Monday, May 6, 2013

Local, Fresh & Brewed with Tradition


By: Jamie Fulton, Head Brewer

Whenever I set out to brew a new beer, I put hours of research into the endeavor.   However, when I first brewed a hefeweizen on a commercial scale in 2006, I knew without research what the recipe would involve.  From my time in Germany, I learned that these beers have been brewed for centuries from a basic, simple formula: half wheat malt, half barley malt, a touch of bittering hops, and most importantly, an authentic Bavarian hefeweizen yeast strain to create the telltale clove and banana flavors for which these beers are known.  

Years ago before beers were distributed around the globe, you went to your local pub or restaurant to drink local beers, and many of these were probably using very similar recipes, albeit each brewer adds his/her own personal twist.  While there are obviously many variations in modern commercially available hefeweizens, this basic recipe is a good rule of thumb. 

To keep it traditional for that first batch of hef, I ran with the simplest version of that recipe: 50% wheat malt, 50% two row barley malt and 14 IBUs of bittering, noble hops.  It was an instant favorite of my customers and one of my all-time favorite beers we made at The Covey.  It goes miles to show that sometimes you just shouldn’t try to reinvent the wheel!  I tinkered with the recipe slightly over the years, but it never varied far from the time-tested, classic formula that’s been brewed in Southern Germany for many, many years.

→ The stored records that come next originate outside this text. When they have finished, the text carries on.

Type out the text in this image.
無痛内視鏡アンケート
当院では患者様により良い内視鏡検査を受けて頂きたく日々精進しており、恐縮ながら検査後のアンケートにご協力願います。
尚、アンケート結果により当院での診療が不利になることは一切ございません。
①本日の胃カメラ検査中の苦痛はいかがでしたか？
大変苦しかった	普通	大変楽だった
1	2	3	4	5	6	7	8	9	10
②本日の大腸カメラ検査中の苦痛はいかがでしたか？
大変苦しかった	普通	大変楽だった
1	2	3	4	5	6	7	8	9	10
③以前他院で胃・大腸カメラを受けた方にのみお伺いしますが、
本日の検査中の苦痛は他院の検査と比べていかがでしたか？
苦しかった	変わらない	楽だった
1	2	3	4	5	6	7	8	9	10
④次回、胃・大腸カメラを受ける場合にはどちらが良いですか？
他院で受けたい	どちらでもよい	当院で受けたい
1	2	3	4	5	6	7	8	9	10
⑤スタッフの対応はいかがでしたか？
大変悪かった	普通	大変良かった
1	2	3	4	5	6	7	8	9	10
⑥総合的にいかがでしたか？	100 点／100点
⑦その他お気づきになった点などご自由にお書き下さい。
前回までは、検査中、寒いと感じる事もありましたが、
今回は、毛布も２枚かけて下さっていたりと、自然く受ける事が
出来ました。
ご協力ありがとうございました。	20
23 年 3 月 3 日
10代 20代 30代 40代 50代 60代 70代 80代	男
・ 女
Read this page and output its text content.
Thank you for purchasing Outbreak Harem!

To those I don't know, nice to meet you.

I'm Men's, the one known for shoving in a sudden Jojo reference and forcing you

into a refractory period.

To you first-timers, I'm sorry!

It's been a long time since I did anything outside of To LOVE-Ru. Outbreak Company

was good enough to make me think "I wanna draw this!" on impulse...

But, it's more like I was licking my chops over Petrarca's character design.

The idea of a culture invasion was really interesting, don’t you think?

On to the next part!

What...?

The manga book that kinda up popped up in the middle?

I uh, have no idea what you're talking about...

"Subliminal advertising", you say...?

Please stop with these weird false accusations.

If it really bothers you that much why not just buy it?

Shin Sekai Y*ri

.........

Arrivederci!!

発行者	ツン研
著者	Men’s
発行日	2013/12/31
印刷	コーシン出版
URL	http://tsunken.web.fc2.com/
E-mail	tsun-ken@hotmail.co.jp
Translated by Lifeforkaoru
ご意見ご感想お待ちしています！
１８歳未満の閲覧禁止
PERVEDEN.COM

I think the reason for the centuries-long popularity of certain, classic beer styles is plainly obvious: they are widely enjoyed by many people and there’s a certain catch to their flavor.  Just look at the impressive run for beers like English Bitters, Czech Pilsners, German Helles, Irish Dry Stouts, etc.  This is why we set out to brew the Witbier at Community Beer Co. as traditional as possible: we’re on a straightforward mission to bring our local community the freshest witbier around.  While witbier has not been around as long as some of the other classic beer styles, it has left its own unique mark in history. 

Historically some of the beers that fell into the category of witbier were sour to some extent; we decided to go a more modern route with the fermentation.  The late and great Pierre Celis – the godfather of modern witbier – brought his own yeast to America to make the now famous Celis White, the brand of which was sold and still brewed by Michigan Brewing Co.  (We've heard rumors that it might be coming back to Texas via Celis' family)  

We’re using that same yeast strain at Community, along with another select Belgian strain that adds its own unique “fingerprint.”  We’re gently spicing our witbier with California sweet orange peel, French bitter orange peel and freshly ground coriander seed.  We did keep the grist traditional, about half of which is unmalted wheat.  Anyone who has ever brewed with any appreciable amount of wheat in an all grain mash knows the challenges that usually ensue!  Thankfully, our state of the art, four-vessel brew house with a mash mixer gives us the capability to gracefully handle large percentages of unmalted grains.  This is a good thing, because I think we’re going to be brewing lots of Community Witbier! 

Go grab a pint at your favorite local watering hole and find out for yourself.  I don’t think you’ll try it and think it needs some other obscure ingredients to make it a standout craft beer.  Sometimes traditions are best kept in place, and I think our Witbier is a perfect example.